Reputation: 23
I have a DataFrame
from Pandas:
df = pd.DataFrame({'Job': ['Math', 'Math', 'Math', 'Math', 'Physics', 'Physics', 'Physics',
'English', 'English', 'English'],
'First_Name': ['William', 'James', 'Harper', 'William', 'Mason', 'Evelyn', 'Jacob',
'Eve', 'Ana', 'Theo'],
'Building': ['A1', 'A2', 'A3', 'A1', 'A2', 'A3', 'A1', 'A3', 'A1', 'A2'],
'Years_employed': [1, 2, 4, 6, 1, 4, 2, 3, 3, 2]},
columns=['Job', 'First_Name', 'Building', 'Years_employed'])
print(df)
What i have tried :
dfs = df.sort_values(['Building', 'Years_employed'])
dfs['answer'] = dfs['Job'].shift(-1)
dfs.loc[:, "answer"] = dfs.Job == dfs.answer
(It's not working because idk how to specify that the row(N) and the row(N-1) should have the same building)
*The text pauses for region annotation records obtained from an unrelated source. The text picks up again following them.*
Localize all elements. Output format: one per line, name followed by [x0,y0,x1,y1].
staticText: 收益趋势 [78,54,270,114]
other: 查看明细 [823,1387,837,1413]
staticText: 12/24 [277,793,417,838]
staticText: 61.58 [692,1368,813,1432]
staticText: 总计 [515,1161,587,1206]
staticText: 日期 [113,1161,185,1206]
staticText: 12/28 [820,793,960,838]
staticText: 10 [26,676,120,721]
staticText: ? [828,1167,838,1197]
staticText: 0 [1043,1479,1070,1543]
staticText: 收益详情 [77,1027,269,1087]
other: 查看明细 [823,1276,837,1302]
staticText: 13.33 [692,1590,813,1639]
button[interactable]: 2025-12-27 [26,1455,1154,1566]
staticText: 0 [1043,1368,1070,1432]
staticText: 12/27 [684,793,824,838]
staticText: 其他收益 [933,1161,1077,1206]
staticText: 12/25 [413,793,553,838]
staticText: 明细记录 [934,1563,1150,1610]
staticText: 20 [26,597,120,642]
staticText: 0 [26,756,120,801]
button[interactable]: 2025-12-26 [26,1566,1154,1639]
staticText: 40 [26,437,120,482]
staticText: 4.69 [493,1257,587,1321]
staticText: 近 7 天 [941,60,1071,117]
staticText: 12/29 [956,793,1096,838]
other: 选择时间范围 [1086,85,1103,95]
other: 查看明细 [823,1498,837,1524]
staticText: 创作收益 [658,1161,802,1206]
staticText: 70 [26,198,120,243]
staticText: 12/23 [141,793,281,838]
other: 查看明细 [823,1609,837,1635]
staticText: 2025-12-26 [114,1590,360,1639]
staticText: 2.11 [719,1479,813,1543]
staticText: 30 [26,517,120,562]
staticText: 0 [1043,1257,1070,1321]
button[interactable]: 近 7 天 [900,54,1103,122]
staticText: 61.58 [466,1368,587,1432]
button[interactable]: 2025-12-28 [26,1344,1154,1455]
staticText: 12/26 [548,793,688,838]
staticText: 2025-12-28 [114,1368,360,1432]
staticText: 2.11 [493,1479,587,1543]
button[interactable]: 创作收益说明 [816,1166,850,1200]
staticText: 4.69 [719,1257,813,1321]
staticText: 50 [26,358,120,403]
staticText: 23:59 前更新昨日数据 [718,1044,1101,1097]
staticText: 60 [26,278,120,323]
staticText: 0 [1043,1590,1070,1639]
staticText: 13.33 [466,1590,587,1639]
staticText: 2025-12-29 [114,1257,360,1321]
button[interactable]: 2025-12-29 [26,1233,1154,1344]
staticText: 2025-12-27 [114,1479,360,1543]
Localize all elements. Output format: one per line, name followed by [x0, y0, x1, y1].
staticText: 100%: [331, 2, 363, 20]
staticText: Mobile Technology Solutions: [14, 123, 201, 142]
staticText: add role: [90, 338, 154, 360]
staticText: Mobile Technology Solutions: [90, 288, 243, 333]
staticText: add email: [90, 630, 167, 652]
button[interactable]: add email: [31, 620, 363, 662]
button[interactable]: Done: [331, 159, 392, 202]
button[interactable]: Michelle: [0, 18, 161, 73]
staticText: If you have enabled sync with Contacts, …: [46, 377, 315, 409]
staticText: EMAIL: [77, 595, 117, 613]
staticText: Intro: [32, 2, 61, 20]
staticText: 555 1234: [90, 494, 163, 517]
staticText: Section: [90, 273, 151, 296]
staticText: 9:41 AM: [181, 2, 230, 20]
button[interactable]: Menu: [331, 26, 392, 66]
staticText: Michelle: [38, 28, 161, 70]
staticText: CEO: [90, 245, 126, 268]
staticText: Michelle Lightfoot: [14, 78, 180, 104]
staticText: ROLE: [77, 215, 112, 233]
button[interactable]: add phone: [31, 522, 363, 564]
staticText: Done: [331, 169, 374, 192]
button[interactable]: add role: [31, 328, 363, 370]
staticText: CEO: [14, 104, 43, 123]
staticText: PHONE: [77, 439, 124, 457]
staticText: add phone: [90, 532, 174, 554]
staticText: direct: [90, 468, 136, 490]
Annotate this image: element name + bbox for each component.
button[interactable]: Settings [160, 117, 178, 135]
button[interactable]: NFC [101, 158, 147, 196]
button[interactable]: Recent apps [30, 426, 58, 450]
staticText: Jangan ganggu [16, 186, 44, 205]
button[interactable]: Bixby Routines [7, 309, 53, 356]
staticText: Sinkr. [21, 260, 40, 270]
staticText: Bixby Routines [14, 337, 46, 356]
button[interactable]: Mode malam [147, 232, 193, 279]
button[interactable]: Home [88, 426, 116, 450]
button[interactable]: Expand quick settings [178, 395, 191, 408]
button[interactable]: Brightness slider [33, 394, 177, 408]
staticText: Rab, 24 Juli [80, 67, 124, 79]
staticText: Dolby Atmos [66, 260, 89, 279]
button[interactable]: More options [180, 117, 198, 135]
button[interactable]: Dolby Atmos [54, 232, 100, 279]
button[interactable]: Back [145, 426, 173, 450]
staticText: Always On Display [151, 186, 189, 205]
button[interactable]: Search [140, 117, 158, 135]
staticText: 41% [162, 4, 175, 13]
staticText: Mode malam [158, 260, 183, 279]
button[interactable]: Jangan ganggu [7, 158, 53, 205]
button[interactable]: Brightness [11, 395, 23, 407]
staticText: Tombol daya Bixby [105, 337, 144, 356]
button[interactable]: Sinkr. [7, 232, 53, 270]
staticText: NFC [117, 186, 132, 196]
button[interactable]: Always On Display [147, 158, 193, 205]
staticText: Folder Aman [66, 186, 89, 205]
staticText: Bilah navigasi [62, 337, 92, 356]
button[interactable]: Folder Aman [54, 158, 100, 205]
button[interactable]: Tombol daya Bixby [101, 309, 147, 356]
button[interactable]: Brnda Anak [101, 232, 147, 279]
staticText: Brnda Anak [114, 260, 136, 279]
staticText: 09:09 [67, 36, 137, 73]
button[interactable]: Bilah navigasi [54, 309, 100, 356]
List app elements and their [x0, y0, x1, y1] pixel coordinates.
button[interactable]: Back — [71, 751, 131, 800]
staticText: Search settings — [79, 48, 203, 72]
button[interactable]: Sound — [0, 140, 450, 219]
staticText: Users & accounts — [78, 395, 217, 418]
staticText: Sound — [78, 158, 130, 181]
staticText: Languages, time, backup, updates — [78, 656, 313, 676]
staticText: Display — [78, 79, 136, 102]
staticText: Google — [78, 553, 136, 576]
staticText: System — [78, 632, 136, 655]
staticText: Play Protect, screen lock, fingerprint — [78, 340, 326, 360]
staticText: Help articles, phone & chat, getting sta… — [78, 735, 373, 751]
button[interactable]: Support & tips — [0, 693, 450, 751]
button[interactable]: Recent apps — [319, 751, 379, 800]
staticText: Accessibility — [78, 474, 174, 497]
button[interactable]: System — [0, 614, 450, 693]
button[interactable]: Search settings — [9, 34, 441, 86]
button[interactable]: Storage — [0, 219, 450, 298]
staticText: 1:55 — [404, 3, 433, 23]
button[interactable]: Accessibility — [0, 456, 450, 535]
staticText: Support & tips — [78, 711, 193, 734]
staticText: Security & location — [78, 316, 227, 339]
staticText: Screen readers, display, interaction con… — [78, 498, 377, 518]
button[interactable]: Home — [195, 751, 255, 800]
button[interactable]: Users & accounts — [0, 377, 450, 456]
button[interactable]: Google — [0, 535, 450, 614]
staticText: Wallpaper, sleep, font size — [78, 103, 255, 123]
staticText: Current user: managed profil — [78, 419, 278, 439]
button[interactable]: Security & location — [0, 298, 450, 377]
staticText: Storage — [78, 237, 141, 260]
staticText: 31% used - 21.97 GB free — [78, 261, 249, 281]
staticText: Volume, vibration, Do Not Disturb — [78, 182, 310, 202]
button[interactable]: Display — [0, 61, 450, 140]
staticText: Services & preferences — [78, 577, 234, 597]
How can I find out if, by building, the new employee has the same job as the person employed just before her in the same building?
Upvotes: 2
Views: 85
Reputation: 10624
You can use np.where with shift:
dfs = df.sort_values(['Building', 'Years_employed'])
dfs['result'] = np.where(((dfs.Job == dfs.Job.shift(1)) & (dfs.Building==dfs.Building.shift(1))), True, False)
Example (I used another dataframe as your current one produced no True value):
df = pd.DataFrame({'Job': ['Math', 'Math', 'Math', 'Math', 'Physics', 'Physics', 'Physics',
'English', 'English', 'English'],
'First_Name': ['William', 'James', 'Harper', 'William', 'Mason', 'Evelyn', 'Jacob',
'Eve', 'Ana', 'Theo'],
'Building': ['A1', 'A1', 'A1', 'A1', 'A2', 'A3', 'A1', 'A3', 'A1', 'A2'],
'Years_employed': [1, 2, 4, 6, 1, 4, 2, 3, 3, 2]},
columns=['Job', 'First_Name', 'Building', 'Years_employed'])
Output:
Job First_Name Building Years_employed result
0 Math William A1 1 False
1 Math James A1 2 True
6 Physics Jacob A1 2 False
8 English Ana A1 3 False
2 Math Harper A1 4 False
3 Math William A1 6 True
4 Physics Mason A2 1 False
9 English Theo A2 2 False
7 English Eve A3 3 False
5 Physics Evelyn A3 4 False
Upvotes: 2